A look at K-12 Tax & Spending Practices

Citizen Stewart:

When we talk dollars and cents in public education, there are a few truisms: teachers are paid too little, schools are underfunded, private and charter schools “drain” funds from traditional districts, and when schools can’t make ends meet it is the result of things done to them and never stuff they do.

The public buys that story and many in the education industry eager to supply endless examples to multiply the trope. Those of us saying school spending is at least equal to school funding as an issue are forced to wear t-shirts that say “I am the day after Christmas.”

If raising concerns about lax controls on public spending makes me December 26th, I’m okay with it.

There are two ways to say we need more money in education. The first is to demand taxpayers give more, and the second is to require elected officials to stop squandering what they already get.

Almost everyone has the former covered, but the latter gets crickets.

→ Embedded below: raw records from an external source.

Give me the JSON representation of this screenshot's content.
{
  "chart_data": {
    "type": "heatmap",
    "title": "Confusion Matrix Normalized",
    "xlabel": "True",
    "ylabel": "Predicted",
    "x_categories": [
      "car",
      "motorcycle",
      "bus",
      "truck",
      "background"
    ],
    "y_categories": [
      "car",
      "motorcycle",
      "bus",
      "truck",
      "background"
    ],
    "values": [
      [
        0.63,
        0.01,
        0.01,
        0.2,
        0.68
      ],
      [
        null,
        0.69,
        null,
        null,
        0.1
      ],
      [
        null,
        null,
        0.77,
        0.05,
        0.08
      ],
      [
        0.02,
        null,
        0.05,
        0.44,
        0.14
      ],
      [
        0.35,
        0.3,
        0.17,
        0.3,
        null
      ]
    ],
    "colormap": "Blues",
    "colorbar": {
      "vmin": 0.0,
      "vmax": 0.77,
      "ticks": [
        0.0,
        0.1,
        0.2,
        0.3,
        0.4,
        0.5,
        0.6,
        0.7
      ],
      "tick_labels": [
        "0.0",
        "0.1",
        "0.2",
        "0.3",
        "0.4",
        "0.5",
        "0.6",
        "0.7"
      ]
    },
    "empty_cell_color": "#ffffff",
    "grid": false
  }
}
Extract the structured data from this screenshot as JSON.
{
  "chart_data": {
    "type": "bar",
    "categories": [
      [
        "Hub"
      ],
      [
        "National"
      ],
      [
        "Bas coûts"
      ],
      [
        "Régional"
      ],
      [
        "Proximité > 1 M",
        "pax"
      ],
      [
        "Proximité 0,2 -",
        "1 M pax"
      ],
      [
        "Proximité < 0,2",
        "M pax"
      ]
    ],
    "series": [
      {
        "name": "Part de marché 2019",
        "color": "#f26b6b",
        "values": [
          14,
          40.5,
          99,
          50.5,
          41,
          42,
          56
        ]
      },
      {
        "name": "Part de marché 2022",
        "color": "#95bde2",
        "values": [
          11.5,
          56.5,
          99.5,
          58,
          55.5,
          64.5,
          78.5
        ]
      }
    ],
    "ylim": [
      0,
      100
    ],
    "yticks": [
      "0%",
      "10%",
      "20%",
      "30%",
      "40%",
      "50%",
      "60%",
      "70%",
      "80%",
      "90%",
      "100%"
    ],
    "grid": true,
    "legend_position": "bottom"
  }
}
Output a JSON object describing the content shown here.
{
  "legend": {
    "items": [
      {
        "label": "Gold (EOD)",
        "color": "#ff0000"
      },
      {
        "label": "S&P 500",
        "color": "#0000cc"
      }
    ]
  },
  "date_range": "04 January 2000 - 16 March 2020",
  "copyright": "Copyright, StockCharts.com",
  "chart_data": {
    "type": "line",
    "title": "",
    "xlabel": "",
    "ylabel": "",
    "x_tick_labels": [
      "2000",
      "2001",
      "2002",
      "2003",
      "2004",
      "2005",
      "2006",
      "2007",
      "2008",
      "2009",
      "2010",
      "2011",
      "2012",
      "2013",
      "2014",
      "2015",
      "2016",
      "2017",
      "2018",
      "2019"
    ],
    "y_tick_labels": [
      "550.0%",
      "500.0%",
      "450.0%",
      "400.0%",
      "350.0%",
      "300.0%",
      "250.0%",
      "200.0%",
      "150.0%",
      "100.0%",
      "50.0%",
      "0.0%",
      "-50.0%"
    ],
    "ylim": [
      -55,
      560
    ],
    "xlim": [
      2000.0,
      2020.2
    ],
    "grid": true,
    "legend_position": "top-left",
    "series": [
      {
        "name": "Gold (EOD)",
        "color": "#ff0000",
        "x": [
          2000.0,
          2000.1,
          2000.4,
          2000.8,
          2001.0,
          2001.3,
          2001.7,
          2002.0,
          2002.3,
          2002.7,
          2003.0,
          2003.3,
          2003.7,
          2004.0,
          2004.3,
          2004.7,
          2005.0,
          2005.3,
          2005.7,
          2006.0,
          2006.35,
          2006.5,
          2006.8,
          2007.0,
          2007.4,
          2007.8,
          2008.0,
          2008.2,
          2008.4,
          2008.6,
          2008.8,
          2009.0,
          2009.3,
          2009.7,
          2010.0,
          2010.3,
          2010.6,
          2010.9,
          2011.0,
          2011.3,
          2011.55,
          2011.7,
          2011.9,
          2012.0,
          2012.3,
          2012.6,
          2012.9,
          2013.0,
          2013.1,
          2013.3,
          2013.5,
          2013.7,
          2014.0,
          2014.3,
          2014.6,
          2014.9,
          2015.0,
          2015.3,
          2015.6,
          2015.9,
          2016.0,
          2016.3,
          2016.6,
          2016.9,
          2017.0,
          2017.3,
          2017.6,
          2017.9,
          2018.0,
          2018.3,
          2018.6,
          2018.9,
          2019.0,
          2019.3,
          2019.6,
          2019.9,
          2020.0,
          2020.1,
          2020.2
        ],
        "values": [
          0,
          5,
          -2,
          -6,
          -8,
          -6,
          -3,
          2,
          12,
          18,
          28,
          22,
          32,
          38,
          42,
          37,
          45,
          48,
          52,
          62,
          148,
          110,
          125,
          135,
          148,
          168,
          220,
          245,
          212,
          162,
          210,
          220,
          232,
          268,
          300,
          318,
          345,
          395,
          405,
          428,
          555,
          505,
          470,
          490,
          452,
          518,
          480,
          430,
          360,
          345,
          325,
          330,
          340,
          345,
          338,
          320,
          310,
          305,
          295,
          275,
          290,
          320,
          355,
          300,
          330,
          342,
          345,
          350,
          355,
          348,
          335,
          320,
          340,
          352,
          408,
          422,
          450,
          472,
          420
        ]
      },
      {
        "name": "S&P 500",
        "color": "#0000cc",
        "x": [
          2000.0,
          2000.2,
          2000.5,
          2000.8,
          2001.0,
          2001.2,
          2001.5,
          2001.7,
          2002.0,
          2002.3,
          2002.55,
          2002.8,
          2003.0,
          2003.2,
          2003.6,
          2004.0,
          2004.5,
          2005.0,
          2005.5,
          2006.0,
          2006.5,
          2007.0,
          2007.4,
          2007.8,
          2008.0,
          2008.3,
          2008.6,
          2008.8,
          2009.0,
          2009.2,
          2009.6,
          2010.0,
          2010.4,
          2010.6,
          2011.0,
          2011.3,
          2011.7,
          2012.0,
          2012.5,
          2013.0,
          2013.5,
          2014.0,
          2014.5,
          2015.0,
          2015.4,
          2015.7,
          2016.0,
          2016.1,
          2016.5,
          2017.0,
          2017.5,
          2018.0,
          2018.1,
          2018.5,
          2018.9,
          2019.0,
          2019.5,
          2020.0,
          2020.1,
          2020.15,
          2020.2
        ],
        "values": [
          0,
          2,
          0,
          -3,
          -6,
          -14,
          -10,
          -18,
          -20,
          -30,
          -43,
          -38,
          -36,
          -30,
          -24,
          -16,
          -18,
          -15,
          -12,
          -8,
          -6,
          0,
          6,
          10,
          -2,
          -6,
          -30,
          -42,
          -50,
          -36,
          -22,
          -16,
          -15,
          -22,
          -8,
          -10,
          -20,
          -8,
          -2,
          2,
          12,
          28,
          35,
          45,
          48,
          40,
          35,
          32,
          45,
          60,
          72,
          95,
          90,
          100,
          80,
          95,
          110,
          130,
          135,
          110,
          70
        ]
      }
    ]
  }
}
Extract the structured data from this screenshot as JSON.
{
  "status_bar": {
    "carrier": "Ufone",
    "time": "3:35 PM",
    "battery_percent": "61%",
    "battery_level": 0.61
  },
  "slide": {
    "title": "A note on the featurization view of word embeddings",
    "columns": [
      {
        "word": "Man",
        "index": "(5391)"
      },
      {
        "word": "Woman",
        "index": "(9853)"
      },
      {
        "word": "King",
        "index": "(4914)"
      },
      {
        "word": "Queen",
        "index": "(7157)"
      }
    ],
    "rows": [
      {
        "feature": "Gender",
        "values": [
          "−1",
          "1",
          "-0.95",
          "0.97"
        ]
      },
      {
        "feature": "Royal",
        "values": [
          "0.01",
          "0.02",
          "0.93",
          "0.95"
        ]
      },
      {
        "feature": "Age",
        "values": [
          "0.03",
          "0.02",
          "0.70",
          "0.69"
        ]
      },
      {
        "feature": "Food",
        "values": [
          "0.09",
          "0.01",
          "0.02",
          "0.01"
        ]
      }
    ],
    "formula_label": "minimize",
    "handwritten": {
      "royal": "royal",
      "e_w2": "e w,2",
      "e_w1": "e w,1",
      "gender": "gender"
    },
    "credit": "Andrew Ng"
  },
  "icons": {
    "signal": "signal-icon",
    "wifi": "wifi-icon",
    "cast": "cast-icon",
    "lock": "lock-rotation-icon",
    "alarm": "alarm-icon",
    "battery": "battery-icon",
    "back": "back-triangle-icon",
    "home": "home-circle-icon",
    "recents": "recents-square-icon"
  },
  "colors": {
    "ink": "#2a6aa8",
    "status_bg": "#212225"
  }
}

I’ve blogged and Tweeted, and begged and pleaded, about the repeating instances of poor stewardship of public dollars. I’ve talked about the millions of public dollars misspent for unneeded technology; a $72 million high school football stadium; the $152 million bill New York pays for teachers that don’t teach; the $300 million Los Angeles Unified School District paid out in sex abuse settlements; the school board that signed an irresponsible decade-long teachers’ contract with 4% raises locked in; the high school rebuild that started at $30 million for a 1,600 seat school but ballooned to $250 million due to poor planning and limp oversight; or the school district under scrutiny for waste and “cronyism” in its $300 million bonding program.